Final answer:
To calculate the % change in pH when NaOH is added to a buffer solution, we must first convert the mass of NaOH to moles and determine the new concentrations of the buffer components. Then, using the Henderson-Hasselbalch equation, we find the new pH and compare it to the initial pH to find the percentage change.
Step-by-step explanation:
To find the % change in pH when solid NaOH is added to a buffer solution of HX and NaX with a known acid dissociation constant (Ka), we first need to calculate the number of moles of NaOH and compare the change in concentrations of the buffer components (HX and NaX) after addition of NaOH. Given that the Ka for HX is 2.0 x 10^-5 and the molar mass of NaOH is 39.997 g/mol, we begin by converting the mass of NaOH to moles:
moles NaOH = 4.052 g / 39.997 g/mol = 0.1013 mol
As NaOH is a strong base, it will react completely with HX in the buffer:
HX + NaOH → H2O + NaX
The reaction will consume HX and form more NaX in the buffer.
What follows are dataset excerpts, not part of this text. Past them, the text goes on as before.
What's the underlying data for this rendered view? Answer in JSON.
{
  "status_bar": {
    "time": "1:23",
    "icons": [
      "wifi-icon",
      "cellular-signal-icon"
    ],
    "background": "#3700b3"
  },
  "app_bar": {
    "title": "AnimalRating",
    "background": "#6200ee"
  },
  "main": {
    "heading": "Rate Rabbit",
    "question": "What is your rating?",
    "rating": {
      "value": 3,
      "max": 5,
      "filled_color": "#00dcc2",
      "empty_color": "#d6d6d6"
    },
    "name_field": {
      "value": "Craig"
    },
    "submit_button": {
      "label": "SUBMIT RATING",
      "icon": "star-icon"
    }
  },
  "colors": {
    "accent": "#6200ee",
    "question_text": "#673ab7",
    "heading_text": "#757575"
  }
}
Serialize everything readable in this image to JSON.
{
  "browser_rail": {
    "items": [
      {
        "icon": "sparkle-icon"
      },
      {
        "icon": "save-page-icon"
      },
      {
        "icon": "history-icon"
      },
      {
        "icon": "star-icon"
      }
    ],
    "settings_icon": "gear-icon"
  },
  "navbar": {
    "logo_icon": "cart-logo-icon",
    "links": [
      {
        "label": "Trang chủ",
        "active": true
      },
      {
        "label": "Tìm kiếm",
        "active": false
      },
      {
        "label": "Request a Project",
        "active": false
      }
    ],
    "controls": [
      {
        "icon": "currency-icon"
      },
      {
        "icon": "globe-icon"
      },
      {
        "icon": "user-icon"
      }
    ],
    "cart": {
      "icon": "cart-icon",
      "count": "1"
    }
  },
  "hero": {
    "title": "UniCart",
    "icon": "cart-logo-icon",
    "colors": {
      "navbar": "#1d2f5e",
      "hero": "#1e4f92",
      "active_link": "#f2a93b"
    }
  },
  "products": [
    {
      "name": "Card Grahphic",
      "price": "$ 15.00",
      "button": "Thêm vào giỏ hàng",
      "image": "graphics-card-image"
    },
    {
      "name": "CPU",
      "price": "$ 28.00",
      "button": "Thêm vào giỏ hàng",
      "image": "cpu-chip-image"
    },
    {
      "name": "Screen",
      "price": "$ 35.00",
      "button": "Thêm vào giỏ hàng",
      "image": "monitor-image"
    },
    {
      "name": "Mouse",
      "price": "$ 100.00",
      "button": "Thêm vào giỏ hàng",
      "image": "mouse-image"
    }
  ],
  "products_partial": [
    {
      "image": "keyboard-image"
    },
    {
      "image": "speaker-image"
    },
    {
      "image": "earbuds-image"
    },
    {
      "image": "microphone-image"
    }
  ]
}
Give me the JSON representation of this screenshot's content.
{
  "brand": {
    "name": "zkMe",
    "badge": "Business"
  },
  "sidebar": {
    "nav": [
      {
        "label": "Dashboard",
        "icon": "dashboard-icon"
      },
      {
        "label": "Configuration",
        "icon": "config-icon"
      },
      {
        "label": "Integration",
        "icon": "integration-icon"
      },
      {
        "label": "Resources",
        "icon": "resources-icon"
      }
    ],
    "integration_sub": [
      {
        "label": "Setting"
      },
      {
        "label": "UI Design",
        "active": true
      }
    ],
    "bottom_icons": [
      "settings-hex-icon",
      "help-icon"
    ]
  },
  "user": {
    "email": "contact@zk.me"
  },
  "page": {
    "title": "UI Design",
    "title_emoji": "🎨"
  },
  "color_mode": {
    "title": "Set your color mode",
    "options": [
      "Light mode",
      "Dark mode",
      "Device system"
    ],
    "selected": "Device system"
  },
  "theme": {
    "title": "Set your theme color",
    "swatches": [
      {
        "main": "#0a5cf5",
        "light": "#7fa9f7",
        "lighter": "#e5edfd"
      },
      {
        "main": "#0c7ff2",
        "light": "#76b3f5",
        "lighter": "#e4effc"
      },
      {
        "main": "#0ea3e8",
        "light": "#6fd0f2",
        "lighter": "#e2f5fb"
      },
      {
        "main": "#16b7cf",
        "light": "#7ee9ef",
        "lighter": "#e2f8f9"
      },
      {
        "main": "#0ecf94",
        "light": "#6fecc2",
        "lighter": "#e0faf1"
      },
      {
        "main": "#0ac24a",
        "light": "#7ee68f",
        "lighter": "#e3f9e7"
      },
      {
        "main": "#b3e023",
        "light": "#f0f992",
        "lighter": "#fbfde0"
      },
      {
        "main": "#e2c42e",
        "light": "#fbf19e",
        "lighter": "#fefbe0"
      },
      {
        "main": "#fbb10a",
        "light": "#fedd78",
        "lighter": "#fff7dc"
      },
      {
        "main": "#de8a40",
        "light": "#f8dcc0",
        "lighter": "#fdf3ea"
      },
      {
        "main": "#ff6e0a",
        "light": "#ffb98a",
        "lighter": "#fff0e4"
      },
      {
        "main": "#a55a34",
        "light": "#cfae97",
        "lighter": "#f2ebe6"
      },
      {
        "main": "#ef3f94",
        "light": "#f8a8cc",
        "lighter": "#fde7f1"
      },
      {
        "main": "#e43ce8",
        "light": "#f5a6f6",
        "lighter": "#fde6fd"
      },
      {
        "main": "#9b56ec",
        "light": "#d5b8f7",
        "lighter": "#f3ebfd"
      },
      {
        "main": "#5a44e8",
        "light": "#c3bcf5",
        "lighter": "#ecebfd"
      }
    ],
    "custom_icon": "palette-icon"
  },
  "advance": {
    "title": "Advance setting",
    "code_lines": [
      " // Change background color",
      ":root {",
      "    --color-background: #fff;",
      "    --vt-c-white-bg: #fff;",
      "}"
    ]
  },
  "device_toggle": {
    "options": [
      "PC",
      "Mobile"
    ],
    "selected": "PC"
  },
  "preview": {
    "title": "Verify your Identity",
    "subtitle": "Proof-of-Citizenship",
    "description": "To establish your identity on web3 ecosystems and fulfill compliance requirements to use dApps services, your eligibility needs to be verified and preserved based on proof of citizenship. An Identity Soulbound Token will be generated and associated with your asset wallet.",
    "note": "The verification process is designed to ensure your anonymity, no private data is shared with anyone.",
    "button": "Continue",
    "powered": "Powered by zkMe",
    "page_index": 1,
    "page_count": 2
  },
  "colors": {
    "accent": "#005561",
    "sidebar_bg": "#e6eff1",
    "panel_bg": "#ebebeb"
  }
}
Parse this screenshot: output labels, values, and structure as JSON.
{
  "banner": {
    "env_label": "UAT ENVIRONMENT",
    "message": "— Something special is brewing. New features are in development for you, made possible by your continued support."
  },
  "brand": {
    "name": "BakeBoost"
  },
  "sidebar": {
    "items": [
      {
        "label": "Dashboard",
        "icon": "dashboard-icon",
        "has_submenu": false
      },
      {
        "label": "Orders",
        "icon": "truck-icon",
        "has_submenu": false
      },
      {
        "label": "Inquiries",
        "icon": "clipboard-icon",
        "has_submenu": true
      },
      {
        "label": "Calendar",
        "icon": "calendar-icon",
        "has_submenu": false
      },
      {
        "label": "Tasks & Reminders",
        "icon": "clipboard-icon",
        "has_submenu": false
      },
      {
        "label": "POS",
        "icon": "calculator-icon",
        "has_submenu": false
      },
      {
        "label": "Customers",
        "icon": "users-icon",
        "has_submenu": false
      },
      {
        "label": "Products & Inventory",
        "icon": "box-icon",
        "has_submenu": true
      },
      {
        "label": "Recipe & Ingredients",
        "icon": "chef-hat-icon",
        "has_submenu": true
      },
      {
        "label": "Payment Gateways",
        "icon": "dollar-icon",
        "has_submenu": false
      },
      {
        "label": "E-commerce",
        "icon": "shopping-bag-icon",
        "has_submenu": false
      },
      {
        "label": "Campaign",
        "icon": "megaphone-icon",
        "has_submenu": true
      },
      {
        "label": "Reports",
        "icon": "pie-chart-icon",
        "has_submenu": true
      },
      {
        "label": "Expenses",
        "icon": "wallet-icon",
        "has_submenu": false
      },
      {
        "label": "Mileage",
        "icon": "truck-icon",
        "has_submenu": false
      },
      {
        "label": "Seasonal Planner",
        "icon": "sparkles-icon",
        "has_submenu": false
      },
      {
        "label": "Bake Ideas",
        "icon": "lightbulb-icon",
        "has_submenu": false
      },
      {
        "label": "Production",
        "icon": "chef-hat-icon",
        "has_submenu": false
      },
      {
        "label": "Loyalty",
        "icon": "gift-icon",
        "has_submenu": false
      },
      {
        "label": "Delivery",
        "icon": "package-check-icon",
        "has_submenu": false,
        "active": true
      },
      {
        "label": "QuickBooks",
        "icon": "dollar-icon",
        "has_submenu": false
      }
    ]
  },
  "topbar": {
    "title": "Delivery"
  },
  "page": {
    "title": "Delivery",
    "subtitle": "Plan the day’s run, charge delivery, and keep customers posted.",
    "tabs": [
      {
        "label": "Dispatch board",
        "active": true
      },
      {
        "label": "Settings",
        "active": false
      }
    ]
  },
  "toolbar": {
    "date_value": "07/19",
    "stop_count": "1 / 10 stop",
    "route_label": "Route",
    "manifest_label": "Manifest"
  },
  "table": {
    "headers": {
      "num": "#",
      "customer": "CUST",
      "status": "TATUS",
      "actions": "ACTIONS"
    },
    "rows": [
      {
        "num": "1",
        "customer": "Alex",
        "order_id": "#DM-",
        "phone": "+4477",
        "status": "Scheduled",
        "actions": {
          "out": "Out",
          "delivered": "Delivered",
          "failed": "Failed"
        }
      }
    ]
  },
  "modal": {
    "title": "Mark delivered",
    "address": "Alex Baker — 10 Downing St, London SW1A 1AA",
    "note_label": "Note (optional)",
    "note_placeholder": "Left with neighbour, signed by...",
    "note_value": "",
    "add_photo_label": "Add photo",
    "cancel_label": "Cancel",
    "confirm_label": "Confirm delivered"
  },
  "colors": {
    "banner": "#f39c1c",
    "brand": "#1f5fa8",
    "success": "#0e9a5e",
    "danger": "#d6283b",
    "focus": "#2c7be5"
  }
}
Once we have the new concentrations, we can use the Henderson-Hasselbalch equation to calculate the new pH of the buffer. Then, we can find the % change in pH by comparing the initial and final pH values:
% change in pH = ((final pH - initial pH) / initial pH) x 100
However, the exact calculation cannot be completed without the initial pH or pKa of the buffer solution.